Sidney Poitier to Receive Philadelphia's Marian Anderson Award

Classic Arts News   Sidney Poitier to Receive Philadelphia's Marian Anderson Award
The actor/director/writer and activist Sidney Poitier, known for breaking racial barriers in the U.S. film and theater industries, is the recipient of the 2006 Marian Anderson Award. The honor, announced yesterday by Philadelphia mayor John Street, will be presented at a gala co-produced by the Philadelphia Orchestra on November 14, 2006 at the Kimmel Center for the Performing Arts.

Anderson Award chair Pamela Crawley said in a statement, "By anyone's estimation, Sidney Poitier is one of this country's most talented and powerful actors. His brilliant artistry and film choices literally changed the way this country viewed race and the role of African-Americans in our culture."

"Sidney Poitier is an inspiration and a role model," Mayor Street said. "He lived through the perils of racism, defied stereotypes and became one of the country's most respected and popular actors.

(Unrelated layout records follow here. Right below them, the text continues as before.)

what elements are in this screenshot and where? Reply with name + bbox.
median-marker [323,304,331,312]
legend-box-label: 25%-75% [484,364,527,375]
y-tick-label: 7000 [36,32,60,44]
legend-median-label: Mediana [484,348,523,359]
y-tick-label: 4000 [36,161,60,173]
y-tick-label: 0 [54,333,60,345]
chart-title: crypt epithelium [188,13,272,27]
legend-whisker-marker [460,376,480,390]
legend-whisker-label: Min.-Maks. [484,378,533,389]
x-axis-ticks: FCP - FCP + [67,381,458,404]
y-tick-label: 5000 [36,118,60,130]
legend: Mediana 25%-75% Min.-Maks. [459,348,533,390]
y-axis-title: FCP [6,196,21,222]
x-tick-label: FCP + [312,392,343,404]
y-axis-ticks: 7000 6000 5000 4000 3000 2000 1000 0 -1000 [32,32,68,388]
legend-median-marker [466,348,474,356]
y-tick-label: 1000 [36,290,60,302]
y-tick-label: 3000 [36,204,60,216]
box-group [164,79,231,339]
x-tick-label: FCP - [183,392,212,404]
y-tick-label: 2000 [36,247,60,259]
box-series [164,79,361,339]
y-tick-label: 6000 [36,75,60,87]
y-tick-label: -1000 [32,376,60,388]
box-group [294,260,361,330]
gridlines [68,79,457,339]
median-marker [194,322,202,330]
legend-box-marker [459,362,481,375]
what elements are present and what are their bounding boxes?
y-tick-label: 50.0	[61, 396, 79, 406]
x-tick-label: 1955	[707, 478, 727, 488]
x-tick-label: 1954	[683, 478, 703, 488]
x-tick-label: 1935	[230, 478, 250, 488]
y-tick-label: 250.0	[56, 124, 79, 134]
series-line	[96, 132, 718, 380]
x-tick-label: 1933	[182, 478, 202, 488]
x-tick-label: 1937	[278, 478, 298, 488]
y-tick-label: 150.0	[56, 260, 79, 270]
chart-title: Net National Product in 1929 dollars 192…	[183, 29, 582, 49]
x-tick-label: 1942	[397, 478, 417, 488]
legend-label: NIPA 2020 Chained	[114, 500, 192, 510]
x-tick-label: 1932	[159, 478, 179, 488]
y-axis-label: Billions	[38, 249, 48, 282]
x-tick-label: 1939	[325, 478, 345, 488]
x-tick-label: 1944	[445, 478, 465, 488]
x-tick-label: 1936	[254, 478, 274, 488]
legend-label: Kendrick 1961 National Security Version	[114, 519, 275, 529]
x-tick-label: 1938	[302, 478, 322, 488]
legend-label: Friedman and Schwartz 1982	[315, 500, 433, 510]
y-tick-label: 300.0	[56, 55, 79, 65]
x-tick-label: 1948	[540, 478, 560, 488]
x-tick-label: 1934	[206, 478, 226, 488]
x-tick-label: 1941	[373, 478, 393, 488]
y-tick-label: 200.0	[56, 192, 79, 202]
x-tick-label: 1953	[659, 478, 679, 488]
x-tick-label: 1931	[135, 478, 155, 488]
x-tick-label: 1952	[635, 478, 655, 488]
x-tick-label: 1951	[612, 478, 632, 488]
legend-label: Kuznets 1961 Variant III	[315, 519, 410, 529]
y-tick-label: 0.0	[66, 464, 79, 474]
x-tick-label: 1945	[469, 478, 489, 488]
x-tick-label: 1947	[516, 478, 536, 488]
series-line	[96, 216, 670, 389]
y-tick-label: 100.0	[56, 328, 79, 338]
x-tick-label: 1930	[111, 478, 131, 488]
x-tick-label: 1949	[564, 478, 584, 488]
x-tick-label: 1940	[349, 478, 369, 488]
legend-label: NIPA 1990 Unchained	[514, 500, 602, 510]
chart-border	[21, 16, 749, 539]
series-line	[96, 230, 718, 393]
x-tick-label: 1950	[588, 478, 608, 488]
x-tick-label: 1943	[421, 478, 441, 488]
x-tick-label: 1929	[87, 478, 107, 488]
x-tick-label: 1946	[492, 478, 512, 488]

His achievements and his leadership over five decades set the standard for the subsequent generations of talented African-Americans who have followed in his footsteps in theater and in the film industry."

The Marian Anderson Award, created in 1998 and named for the great 20th-century contralto who was herself a breaker of racial barriers, "honors artists whose leadership on behalf of a humanitarian cause(s) or issue benefits society." Previous winners have included Harry Belafonte (1998), Gregory Peck (1999), Elizabeth Taylor (2000), Quincy Jones (2001), Danny Glover (2002), Oprah Winfrey (2003) and Ossie Davis and Ruby Dee (2005).